Dass solche Unternehmen, die sich freiwillig um fairen Handel bemühen, jedoch eher die Ausnahme bilden und dringender Handlungsbedarf besteht, zeigten zuletzt die diesjährigen Ergebnisse des NAP-Monitoring-Verfahrens der Bundesregierung (Auswertung der Umsetzung des Nationalen Aktionsplans Wirtschaft und Menschenrechte): weniger als 20 Prozent der befragten Unternehmen in Deutschland haben ihre – bisher auf Freiwilligkeit beruhende – menschenrechtliche Sorgfaltspflicht entlang ihrer Lieferketten umgesetzt. Als Reaktion auf dieses Ergebnisse wurde seitens der Bundesregierung ein nationales Lieferkettengesetz angekündigt – wenige Monate zuvor kündigte ebenfalls der EU-Justizkommissar Didier Reynders einen Entwurf für ein europäisches Lieferkettengesetz für 2021 an. 
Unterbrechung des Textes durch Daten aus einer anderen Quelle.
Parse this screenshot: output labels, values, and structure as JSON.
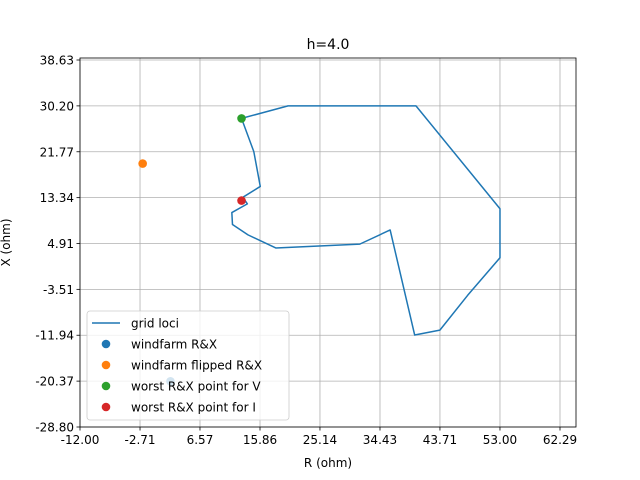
{
  "chart_data": {
    "type": "line",
    "title": "h=4.0",
    "xlabel": "R (ohm)",
    "ylabel": "X (ohm)",
    "xlim": [
      -12.0,
      63.0
    ],
    "ylim": [
      -28.8,
      38.63
    ],
    "x_ticks": [
      "-12.00",
      "-2.71",
      "6.57",
      "15.86",
      "25.14",
      "34.43",
      "43.71",
      "53.00",
      "62.29"
    ],
    "y_ticks": [
      "-28.80",
      "-20.37",
      "-11.94",
      "-3.51",
      "4.91",
      "13.34",
      "21.77",
      "30.20",
      "38.63"
    ],
    "grid": true,
    "legend_position": "lower-left",
    "series": [
      {
        "name": "grid loci",
        "kind": "line",
        "color": "#1f77b4",
        "x": [
          13.0,
          20.2,
          40.0,
          53.0,
          53.0,
          48.0,
          43.7,
          39.8,
          36.0,
          31.3,
          18.3,
          14.0,
          11.6,
          11.5,
          13.9,
          13.2,
          15.9,
          14.9,
          13.0
        ],
        "y": [
          27.9,
          30.2,
          30.2,
          11.3,
          2.3,
          -4.6,
          -11.0,
          -11.9,
          7.4,
          4.8,
          4.1,
          6.5,
          8.4,
          10.6,
          12.2,
          13.4,
          15.4,
          21.8,
          27.9
        ]
      },
      {
        "name": "windfarm R&X",
        "kind": "scatter",
        "color": "#1f77b4",
        "x": [
          2.0
        ],
        "y": [
          -20.4
        ]
      },
      {
        "name": "windfarm flipped R&X",
        "kind": "scatter",
        "color": "#ff7f0e",
        "x": [
          -2.3
        ],
        "y": [
          19.6
        ]
      },
      {
        "name": "worst R&X point for V",
        "kind": "scatter",
        "color": "#2ca02c",
        "x": [
          13.0
        ],
        "y": [
          27.9
        ]
      },
      {
        "name": "worst R&X point for I",
        "kind": "scatter",
        "color": "#d62728",
        "x": [
          13.0
        ],
        "y": [
          12.8
        ]
      }
    ]
  }
}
Anna Cavazzini, GRÜNE Europaabgeordnete, begrüßt die Ankündigung eines Lieferkettengesetzes und erklärte an diesem Abend, worauf bei diesem Gesetzesvorhaben Wert gelegt werden sollte: Zum einen sollte das Gesetz neben sozialen auch ökologische Standards beinhalten, so dass sich die Sorgfaltspflicht der Unternehmen sowohl auf den Schutz von Menschen- als auch Umweltrechten bezieht. Zum anderen sollte das Gesetz horizontal gelten und dementsprechend alle Sektoren umfassen. Ein weiterer zentraler Punkt: Es sollte eine konkrete Haftungsverpflichtung eingeführt werden, diese greift, wenn die Unternehmen ihrer Sorgfaltspflicht nicht nachgekommen sind.

Fakt ist, dass der Handel immer noch weit davon entfernt ist, fair zu sein. Menschenrechtsverletzungen entlang von Lieferketten finden statt. Es braucht verbindliche und klare gesetzliche Regelungen, die die Unternehmen dazu verpflichten, dafür Sorge zu tragen, dass die Einhaltung von Menschen- und Umweltrechte entlang ihrer gesamten Lieferkette gewährleistet wird.